El lesbianismo alarga la juventud.

–Pero de verdad, yo lo pienso así. Hace un par de años hablaba con Virginia Cano en Casa Brandon y le decía, “cumplo 40”. Y me dice, “igual nosotras zafamos”; ya, por ser lesbianas, diez años menos, porque tenemos algo entre masculino y femenino, ¿viste el atributo del hombre maduro, que se pone, supuestamente, rozagante en la madurez? Bueno, eso lo tenemos nosotras.

Qué buena noticia, este año cumplo 50.

–Además, escribimos, tenemos muchas fiestas y hacemos mucha vida de lo que somos, mujeres solteras. Y además, ¿sabés que creo, también, Gabriela?, creo que no tenemos incorporamos esto de que la mujer a los 40, o antes incluso, comienza su debacle. Y nosotras tenemos que luchar con otras cosas, pero no con esa. Somos medio Peter Pan.

¿Y la soledad es una elección?, ¿vos deseás vivir sola, no vivirías con alguien?

–Recién hace dos o tres años me picó el bicho de querer vivir con alguien elegida y que me elija. Tuve una relación de 4 años en la que me sentí muy sola. La peor soledad, la soledad en la que estás con alguien. Entonces empecé a sentir la necesidad de vivir con alguien. Pero no con ella, era impracticable hasta ir al cine. Y dije “bueno, voy a vivir con amigos”. Después pasó, a mí me gusta mucho estar sola, estar con mi perro, hacer las cosas a mí manera. Ayer cené y me fui a la cama a comer Toblerones chiquititos. Y comía tirada en la cama y tiraba los papeles. Y me decía, “¿yo podría vivir con alguien?”.  Pero sí, me gustaría.
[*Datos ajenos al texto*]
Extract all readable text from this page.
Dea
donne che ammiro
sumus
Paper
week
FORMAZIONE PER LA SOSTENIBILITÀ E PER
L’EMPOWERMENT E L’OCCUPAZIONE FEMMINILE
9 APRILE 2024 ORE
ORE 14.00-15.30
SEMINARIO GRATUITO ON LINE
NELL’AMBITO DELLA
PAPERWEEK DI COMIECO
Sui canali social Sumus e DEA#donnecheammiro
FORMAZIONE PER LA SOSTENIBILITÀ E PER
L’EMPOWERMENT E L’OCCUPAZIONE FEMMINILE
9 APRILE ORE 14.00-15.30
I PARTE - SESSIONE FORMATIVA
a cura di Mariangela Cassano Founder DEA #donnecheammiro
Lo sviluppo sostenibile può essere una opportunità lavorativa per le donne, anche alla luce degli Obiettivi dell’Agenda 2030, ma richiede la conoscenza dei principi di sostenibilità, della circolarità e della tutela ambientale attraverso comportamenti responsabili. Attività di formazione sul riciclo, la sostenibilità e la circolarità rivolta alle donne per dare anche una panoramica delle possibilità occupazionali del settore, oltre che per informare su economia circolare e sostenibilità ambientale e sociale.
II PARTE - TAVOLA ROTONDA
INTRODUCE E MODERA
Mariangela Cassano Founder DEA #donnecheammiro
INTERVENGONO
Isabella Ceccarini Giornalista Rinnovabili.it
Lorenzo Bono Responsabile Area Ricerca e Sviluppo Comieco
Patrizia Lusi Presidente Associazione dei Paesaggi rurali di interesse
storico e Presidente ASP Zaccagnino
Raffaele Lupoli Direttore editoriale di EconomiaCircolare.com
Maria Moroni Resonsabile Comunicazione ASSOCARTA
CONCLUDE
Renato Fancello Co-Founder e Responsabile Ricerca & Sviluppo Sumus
¿Cómo tramás, y cómo soportás, lo que es autobiografía con literatura? En tu obra está muy tramado.

–En muchas conversaciones reconozco que es un libro muy autobiográfico. No obstante, es un libro y es un libro de poesía. Y la escritura es un acto de mediación. Por lo tanto no deja de ser un libro de poesía y la poesía es ficción. Soy consciente de que es un yo muy directo, de que está presente en los poemas, no es un yo lírico, no sé si es un yo que busca la belleza, es un yo crudo. Pero así como los temas se me impusieron, se me impuso ese yo. Parezco un sujeto pasivo, pero así fue.
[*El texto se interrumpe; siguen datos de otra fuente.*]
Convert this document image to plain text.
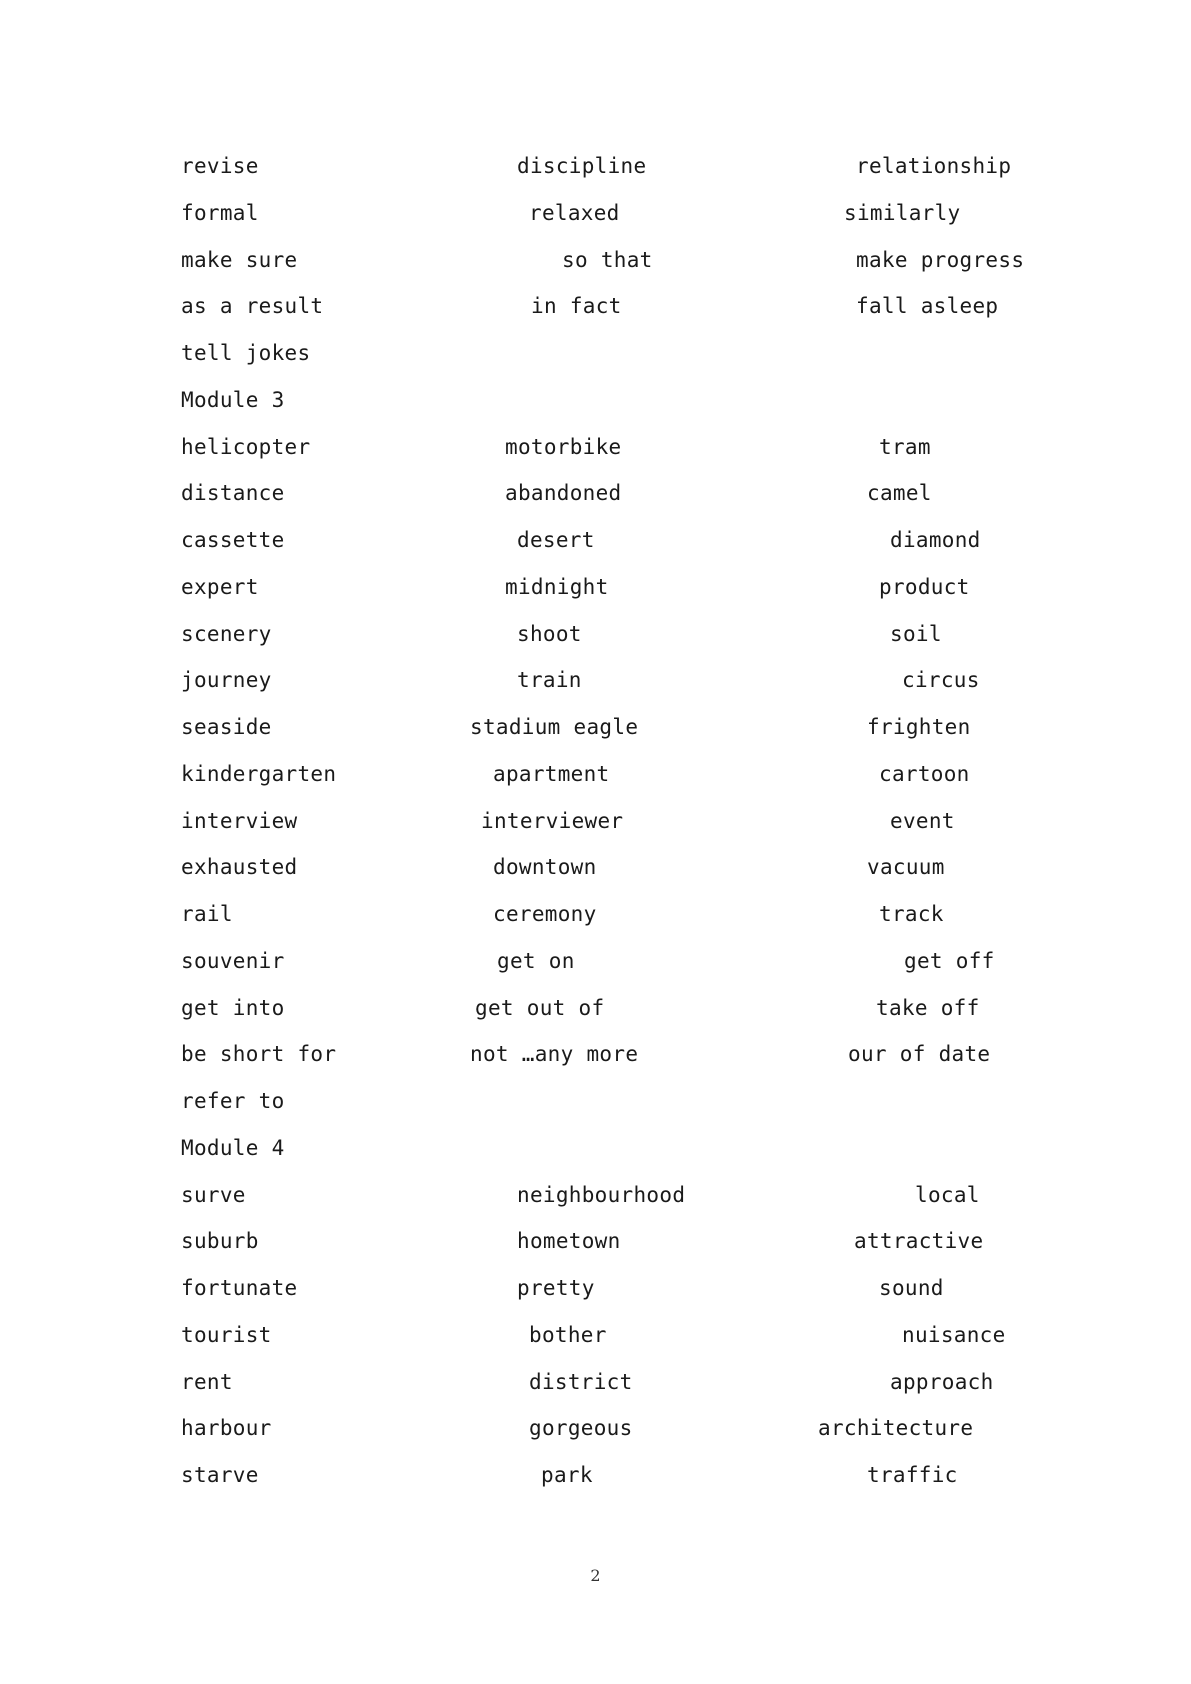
revise	discipline	relationship
formal	relaxed	similarly
make sure	so that	make progress
as a result	in fact	fall asleep
tell jokes
Module 3
helicopter	motorbike	tram
distance	abandoned	camel
cassette	desert	diamond
expert	midnight	product
scenery	shoot	soil
journey	train	circus
seaside	stadium eagle	frighten
kindergarten	apartment	cartoon
interview	interviewer	event
exhausted	downtown	vacuum
rail	ceremony	track
souvenir	get on	get off
get into	get out of	take off
be short for	not …any more	our of date
refer to
Module 4
surve	neighbourhood	local
suburb	hometown	attractive
fortunate	pretty	sound
tourist	bother	nuisance
rent	district	approach
harbour	gorgeous	architecture
starve	park	traffic
2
 ¿Y cómo vivís todo lo que está pasando con el libro?

–Llegamos ahí: un canal con un foco. Lo vivo así, como lo estoy diciendo, con mucha tranquilidad. Vivo con tranquilidad el contenido y estoy contenta con las repercusiones. Me gusta que me lea gente que no lee. Babasónicos, venía escuchándolos en el camino, tiene una canción que dice “tan freak y popular quiero ser”. Y yo quiero ser tan freak y popular.